Speaker
Alexander Svetkin is a Principal Software Engineer at Microsoft, working on Azure Core infrastructure. With over 15 years of experience in tech, he focuses on scaling engineering processes, improving development efficiency, and building resilient platforms.
Why AI Changes Testing
AI makes it faster to write and modify code, but it also introduces new risks. Generated code may look correct while hiding edge cases or unstable behavior.
Traditional testing relies on predefined scenarios, which makes it less effective in detecting unknown issues. As systems become more dynamic, teams need approaches that can explore unexpected inputs and failure modes.
What Fuzz Testing Adds
Fuzz testing focuses on system stability rather than expected outputs. Instead of checking if code behaves correctly in known cases, it tests how systems respond to unpredictable inputs.
This helps detect:
- crashes
- hangs
- resource issues
It shifts testing from “did we cover this case?” to “what happens if something unexpected occurs?”
Why It Works Well with AI Code
Fuzz testing does not require a deep understanding of the code. It treats the system as a black box and tests behavior through inputs and outputs.
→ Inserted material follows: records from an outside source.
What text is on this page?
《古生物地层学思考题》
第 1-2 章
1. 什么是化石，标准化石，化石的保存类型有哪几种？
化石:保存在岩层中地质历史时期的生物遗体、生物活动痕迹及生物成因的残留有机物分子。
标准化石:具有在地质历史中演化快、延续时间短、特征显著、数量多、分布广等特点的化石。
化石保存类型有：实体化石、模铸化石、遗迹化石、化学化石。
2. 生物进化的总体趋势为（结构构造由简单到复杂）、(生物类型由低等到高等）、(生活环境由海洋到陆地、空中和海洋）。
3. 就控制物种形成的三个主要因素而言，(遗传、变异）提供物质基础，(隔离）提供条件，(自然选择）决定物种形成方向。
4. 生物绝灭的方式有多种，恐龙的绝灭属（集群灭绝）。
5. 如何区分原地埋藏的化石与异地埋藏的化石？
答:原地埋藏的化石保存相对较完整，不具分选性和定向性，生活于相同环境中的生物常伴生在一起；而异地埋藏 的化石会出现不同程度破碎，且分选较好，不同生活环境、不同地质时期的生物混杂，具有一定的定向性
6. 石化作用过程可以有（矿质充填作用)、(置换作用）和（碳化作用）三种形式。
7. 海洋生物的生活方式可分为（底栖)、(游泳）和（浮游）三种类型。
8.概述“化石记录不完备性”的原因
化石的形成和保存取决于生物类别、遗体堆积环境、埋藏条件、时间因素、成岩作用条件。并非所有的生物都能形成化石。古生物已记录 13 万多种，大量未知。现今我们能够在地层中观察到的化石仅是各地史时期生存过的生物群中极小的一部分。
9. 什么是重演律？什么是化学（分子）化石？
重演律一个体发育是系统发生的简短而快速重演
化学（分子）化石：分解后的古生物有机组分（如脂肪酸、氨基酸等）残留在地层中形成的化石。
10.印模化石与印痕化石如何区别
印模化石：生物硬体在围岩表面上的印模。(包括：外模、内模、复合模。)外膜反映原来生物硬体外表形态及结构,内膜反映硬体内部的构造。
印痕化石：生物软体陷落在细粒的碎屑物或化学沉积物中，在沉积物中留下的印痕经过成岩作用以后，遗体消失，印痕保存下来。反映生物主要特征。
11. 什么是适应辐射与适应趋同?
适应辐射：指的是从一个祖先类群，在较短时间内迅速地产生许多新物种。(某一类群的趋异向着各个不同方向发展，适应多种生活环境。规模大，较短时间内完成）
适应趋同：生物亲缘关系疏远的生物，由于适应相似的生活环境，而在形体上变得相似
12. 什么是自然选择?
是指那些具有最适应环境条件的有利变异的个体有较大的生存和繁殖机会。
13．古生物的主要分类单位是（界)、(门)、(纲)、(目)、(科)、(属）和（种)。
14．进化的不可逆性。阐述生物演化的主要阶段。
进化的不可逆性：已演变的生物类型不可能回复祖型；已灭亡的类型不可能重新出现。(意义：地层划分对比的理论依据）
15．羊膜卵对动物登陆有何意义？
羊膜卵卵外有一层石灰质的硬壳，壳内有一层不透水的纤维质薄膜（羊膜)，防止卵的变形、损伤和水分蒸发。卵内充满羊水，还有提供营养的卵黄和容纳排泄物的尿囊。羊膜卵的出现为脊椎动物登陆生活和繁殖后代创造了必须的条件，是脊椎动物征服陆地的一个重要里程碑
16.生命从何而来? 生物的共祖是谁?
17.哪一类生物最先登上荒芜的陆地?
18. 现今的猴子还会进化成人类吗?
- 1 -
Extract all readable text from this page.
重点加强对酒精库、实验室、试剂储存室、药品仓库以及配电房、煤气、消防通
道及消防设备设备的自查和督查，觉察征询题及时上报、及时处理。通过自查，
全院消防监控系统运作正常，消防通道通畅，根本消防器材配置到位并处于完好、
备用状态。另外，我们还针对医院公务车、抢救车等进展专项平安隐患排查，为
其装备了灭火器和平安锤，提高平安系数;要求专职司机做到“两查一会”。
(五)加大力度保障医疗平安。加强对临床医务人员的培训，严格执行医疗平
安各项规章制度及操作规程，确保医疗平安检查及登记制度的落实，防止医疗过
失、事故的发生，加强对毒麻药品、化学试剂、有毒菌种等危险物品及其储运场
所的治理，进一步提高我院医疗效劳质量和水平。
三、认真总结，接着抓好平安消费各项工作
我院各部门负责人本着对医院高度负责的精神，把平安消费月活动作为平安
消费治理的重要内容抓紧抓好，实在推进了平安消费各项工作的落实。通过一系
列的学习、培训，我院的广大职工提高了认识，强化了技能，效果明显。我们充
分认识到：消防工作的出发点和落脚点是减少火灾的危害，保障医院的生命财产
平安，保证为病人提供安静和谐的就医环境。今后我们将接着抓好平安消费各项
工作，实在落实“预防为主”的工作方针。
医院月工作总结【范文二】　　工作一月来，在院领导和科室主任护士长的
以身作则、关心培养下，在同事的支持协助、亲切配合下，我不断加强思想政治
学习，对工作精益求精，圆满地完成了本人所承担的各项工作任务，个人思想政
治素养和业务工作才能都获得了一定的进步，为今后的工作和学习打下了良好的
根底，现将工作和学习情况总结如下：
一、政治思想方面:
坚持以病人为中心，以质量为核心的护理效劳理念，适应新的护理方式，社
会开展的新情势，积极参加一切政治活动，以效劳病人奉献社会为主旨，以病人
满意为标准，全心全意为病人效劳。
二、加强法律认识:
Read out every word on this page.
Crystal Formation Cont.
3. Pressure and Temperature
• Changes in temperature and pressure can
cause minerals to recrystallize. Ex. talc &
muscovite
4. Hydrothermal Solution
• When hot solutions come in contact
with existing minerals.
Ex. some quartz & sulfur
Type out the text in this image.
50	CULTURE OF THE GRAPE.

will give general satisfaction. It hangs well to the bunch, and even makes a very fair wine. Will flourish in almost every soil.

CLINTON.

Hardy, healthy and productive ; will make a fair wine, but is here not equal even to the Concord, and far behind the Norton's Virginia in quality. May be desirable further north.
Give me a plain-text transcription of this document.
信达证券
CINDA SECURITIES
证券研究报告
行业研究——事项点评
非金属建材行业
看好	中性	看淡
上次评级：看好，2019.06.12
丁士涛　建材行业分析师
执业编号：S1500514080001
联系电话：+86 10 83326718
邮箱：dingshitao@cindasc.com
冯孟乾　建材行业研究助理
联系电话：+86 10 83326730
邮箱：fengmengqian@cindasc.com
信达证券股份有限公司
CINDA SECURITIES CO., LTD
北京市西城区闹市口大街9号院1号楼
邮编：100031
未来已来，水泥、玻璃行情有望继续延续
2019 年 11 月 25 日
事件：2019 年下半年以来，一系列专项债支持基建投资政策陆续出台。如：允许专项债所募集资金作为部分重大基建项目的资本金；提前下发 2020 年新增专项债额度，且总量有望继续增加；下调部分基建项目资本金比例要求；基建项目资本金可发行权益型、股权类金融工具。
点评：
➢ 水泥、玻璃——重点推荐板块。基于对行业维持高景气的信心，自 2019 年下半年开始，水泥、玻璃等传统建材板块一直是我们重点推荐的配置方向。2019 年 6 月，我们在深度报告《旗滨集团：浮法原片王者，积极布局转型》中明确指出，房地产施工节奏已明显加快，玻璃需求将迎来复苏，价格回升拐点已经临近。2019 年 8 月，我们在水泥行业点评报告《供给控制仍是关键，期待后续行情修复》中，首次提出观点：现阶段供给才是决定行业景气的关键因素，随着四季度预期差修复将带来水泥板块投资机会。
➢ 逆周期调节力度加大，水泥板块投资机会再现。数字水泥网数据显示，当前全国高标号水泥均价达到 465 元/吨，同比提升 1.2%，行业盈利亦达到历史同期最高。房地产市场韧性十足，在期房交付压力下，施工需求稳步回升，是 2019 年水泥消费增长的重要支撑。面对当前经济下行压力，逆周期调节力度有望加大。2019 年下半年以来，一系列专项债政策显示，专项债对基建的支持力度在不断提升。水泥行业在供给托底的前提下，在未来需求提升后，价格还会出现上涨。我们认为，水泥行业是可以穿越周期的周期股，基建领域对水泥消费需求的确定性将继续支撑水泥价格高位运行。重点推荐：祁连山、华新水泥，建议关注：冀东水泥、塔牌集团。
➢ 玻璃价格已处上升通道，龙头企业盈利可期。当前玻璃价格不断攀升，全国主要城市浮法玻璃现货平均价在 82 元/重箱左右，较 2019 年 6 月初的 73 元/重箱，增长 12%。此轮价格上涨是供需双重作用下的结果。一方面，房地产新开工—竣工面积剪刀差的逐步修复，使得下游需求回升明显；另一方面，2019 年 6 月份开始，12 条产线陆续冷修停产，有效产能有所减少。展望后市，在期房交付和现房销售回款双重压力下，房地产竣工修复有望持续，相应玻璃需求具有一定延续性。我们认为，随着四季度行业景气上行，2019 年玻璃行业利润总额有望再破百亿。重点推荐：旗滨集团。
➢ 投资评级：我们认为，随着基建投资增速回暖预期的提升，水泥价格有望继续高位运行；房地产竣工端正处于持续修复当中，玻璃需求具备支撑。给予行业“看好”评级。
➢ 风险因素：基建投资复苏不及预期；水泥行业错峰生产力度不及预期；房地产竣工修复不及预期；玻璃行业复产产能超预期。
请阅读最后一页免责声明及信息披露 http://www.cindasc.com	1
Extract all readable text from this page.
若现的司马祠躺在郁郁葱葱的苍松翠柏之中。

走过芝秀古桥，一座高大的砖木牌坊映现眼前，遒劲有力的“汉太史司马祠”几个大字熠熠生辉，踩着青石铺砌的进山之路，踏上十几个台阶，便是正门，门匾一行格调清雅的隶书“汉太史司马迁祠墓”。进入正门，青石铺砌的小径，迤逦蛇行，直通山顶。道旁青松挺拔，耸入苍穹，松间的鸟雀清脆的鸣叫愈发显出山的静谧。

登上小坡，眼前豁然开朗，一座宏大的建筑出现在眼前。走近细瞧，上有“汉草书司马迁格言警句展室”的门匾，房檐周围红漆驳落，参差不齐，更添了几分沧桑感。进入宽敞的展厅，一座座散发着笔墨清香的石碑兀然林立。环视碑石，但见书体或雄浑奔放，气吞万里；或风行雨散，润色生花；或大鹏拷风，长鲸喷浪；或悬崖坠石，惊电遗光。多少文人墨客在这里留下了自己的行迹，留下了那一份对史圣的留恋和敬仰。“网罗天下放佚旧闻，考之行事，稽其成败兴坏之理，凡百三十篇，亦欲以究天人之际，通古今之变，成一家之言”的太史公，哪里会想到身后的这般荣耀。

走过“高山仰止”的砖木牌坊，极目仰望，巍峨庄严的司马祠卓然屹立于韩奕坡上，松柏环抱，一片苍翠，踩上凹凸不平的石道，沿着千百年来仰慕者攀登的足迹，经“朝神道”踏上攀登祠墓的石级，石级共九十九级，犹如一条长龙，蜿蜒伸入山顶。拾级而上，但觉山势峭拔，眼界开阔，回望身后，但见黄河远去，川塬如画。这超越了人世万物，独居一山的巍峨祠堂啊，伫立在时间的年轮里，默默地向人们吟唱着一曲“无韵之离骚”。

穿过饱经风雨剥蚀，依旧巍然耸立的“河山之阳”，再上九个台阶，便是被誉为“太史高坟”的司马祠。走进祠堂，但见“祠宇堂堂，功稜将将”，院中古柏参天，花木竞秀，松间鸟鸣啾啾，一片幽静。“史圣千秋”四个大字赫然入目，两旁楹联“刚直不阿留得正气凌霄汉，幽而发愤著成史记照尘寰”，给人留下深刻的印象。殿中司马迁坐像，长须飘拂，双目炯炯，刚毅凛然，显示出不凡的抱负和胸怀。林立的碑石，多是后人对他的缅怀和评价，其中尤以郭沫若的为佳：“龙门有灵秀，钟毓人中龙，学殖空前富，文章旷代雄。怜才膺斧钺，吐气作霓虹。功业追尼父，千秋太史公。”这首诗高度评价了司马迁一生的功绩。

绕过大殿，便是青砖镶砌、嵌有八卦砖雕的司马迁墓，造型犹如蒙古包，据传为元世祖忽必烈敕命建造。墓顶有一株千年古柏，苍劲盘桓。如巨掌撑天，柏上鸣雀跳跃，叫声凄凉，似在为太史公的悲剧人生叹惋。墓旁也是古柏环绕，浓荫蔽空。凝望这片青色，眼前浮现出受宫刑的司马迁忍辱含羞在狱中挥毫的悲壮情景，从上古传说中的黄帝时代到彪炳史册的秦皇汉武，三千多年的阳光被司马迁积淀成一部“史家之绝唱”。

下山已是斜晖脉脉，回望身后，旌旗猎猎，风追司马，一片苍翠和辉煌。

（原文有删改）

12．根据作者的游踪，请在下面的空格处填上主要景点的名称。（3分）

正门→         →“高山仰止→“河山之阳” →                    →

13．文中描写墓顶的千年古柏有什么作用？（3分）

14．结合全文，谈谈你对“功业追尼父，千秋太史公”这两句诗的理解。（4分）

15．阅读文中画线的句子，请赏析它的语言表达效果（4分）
This makes it particularly effective for AI-generated code, where:
- logic may be unclear for the developer
- edge cases are easy to miss
- changes may be introduced without intent
Unlike unit tests, fuzzing is less dependent on predefined assumptions.
Case Studies
To validate this in practice, an experiment was performed across around thirty open-source Go projects, using an AI agent to write fuzz harnesses for functions it considered interesting — parsers, input handlers, data transformers. The results were significant: five critical runtime errors across three projects, used in production by thousands of companies. The process took around thirty minutes per project, with no prior knowledge of the codebase.
What Makes Fuzz Testing Effective
High-performing teams treat fuzzing as part of the regular testing process:
Test critical entry points. APIs, parsers, and input handlers are the most valuable targets.
Run continuously. Integrating fuzzing into CI/CD helps catch issues early.
Focus on stability. The goal is not perfect correctness, but resilience under unexpected conditions.
Combine with other methods. Fuzzing works best alongside unit tests and monitoring.
Fuzzing as Part of Engineering Infrastructure
Like automated testing or CI/CD, fuzz testing becomes more valuable when integrated into the overall development process.
It helps teams:
- detect issues earlier
- reduce production incidents
- improve confidence in rapidly changing codebases
This is especially important as AI accelerates development speed.
Conclusion
As AI changes how code is written, testing approaches must adapt. Fuzz testing provides a practical way to uncover hidden failures that traditional methods miss. By integrating it into the development workflow, teams can improve reliability without sacrificing speed — and build systems that remain stable even under unpredictable conditions.